BDMPI - Big Data Message Passing Interface  Release 0.1
Guidelines for Developing Efficient BDMPI Programs

In this section we provide some guidelines for developing parallel MPI programs that leverage BDMPI's execution and memory model in order to achieve good out-of-core execution.

Use collective communication operations

BDMPI's implementation of MPI's collective communication operations has been optimized so that a process becomes runnable only when all the data that it requires is locally available. As a result, when it is scheduled for execution it will proceed to get any data that it may require and resume execution without needing to block for the same collective operation. This approach minimizes the time spent in saving/restoring to/from disk the active parts of the processes' address space, resulting in fast out-of-core execution. For this reason, the application should try to structure its communication patterns so that it uses the collective communication operations.

Group blocking communication operations together

When a running processes is blocked due to a blocking MPI operation, the part of the address space that it accessed since the last time it was scheduled will most likely be unmapped from physical memory. When the process' blocking condition is lifted (e.g., received the data that it was waiting for) and is scheduled for execution, it will load the parts of the address space associated with the computations that it will perform until the next time it blocks. Note that even if a process requires to access the same parts of the address space as in the previous step, because of the earlier unmapping, they still need to be remapped from disk to physical memory.

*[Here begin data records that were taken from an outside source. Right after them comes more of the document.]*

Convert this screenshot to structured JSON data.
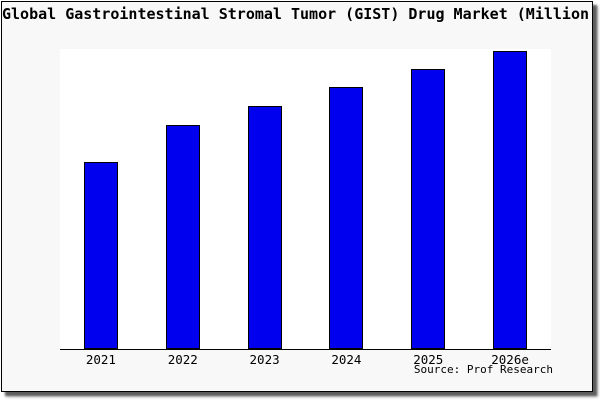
{
  "title": "Global Gastrointestinal Stromal Tumor (GIST) Drug Market (Million USD)",
  "source": "Source: Prof Research",
  "colors": {
    "bar": "#0000ee",
    "bar_border": "#000000",
    "figure_bg": "#f8f8f8",
    "plot_bg": "#ffffff",
    "axis": "#000000",
    "text": "#000000"
  },
  "chart_data": {
    "type": "bar",
    "title": "Global Gastrointestinal Stromal Tumor (GIST) Drug Market (Million USD)",
    "categories": [
      "2021",
      "2022",
      "2023",
      "2024",
      "2025",
      "2026e"
    ],
    "values": [
      62.3,
      74.7,
      81.0,
      87.3,
      93.3,
      99.3
    ],
    "xlabel": "",
    "ylabel": "",
    "ylim": [
      0,
      100
    ],
    "grid": false,
    "legend": false,
    "y_axis_labeled": false,
    "note": "No y-axis ticks or value labels are shown in the chart; values are estimated as percent of plot height.",
    "annotations": [
      "Source: Prof Research"
    ]
  }
}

The cost of these successive unmapping/remapping operations from/to the physical memory can potentially be reduced by restructuring the computations so that if an application needs to perform multiple blocking communication operations, it performs them one-after-the-other with little computations between them. Of course, such restructuring may not always be possible, but if it can be done, it will lead to considerable performance improvements.

Freeing scratch memory

If a process, after returning from a blocking communication operation, proceeds to overwrite some of the memory that it allocated previously without first reading from it, then the cost associated with saving them to disk and restoring them from disk is entirely wasted. In such cases, it is better to free that memory prior to performing a blocking communication operation and re-allocating when returning from it. Alternatively, if the allocation is handled by the sbmalloc subsystem (Efficient loading & saving of a process's address space), an application can use the BDMPI_sbdiscard() function (Storage-backed memory allocations) to inform the sbmalloc subsystem that the memory associated with the provided allocation does not need to be saved and restored during the next block/resume cycle.

Structure memory allocations in terms of active blocks

As discussed in Efficient loading & saving of a process's address space, when the application accesses an address from the memory area that was allocated by the sbmalloc subsystem, BDMPI loads in physical memory the entire allocation that contains that address (i.e., all the memory that was allocated as part of the malloc() call that allocated the memory containing that address). Given this, the application should structure computations and memory allocations so that it is accessing most of the loaded data prior to performing a blocking operation. This will often involve breaking the memory allocations into smaller segments that include just the elements that will be accesses and potentially restructuring the computations so that they exhibit a segment-based spatial locality (i.e., if they access some data in an allocated segment, then they will most likely access all/most of the data in that segment).